Open-closed field theories, string topology, and Hochschild homology

TL;DR

This paper explores the algebraic structures underlying string topology of manifolds, connecting Hochschild homology and cohomology of certain categories to the homology of free loop spaces, with implications for topological field theories.

Contribution

It introduces the string topology category enriched over chain complexes, relates Hochschild homology to free loop space homology, and connects these to Fukaya categories and topological field theories.

Findings

Hochschild homology of the string topology category equals the homology of the free loop space.

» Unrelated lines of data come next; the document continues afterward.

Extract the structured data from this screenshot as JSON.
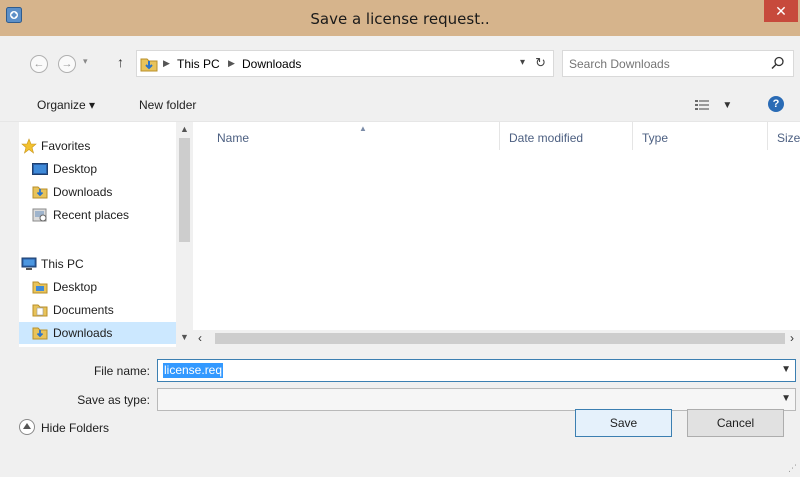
{
  "window": {
    "title": "Save a license request..",
    "close_glyph": "✕"
  },
  "address": {
    "crumbs": [
      "This PC",
      "Downloads"
    ],
    "search_placeholder": "Search Downloads"
  },
  "toolbar": {
    "organize_label": "Organize ▾",
    "new_folder_label": "New folder",
    "help_glyph": "?"
  },
  "nav": {
    "favorites_label": "Favorites",
    "favorites_items": [
      "Desktop",
      "Downloads",
      "Recent places"
    ],
    "thispc_label": "This PC",
    "thispc_items": [
      "Desktop",
      "Documents",
      "Downloads"
    ],
    "selected": "Downloads"
  },
  "columns": [
    "Name",
    "Date modified",
    "Type",
    "Size"
  ],
  "form": {
    "filename_label": "File name:",
    "filename_value": "license.req",
    "savetype_label": "Save as type:",
    "savetype_value": ""
  },
  "footer": {
    "hide_folders_label": "Hide Folders",
    "save_label": "Save",
    "cancel_label": "Cancel"
  },
  "colors": {
    "titlebar": "#d6b48c",
    "close": "#c74a3c",
    "selection": "#3399ff",
    "nav_selected": "#cce8ff"
  }
}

Hochschild cohomology of open string chain algebras relates to free loop space homology in simply connected cases.

Spectrum-level analogues extend the algebraic-topological relationships to a broader context.

Abstract

In this expository paper we discuss a project regarding the string topology of a manifold, that was inspired by recent work of Moore-Segal, Costello, and Hopkins and Lurie, on "open-closed topological conformal field theories". Given a closed, oriented manifold M, we describe the "string topology category" S_M, which is enriched over chain complexes over a fixed field k. The objects of S_M are connected, closed, oriented submanifolds N of M, and the complex of morphisms between N_1 and N_2 is a chain complex homotopy equivalent to the singular chains C_*(P_{N_1, N_2}), where C_*(P_{N_1, N_2}) is the space of paths in M that start in N_1 and end in N_2. The composition pairing in this category is a chain model for the open string topology operations of Sullivan and expanded upon by Harrelson, and Ramirez. We will describe a calculation yielding that the Hochschild homology of the category S_M is the homology of the free loop space, LM. Another part of the project is to calculate the Hochschild cohomology of the open string topology chain algebras C_*(P_{N,N}) when M is simply connected, and relate the resulting calculation to H_*(LM). We also discuss a spectrum level analogue of the above results and calculations, as well as their relations to various Fukaya categories of the cotangent bundle T^*M.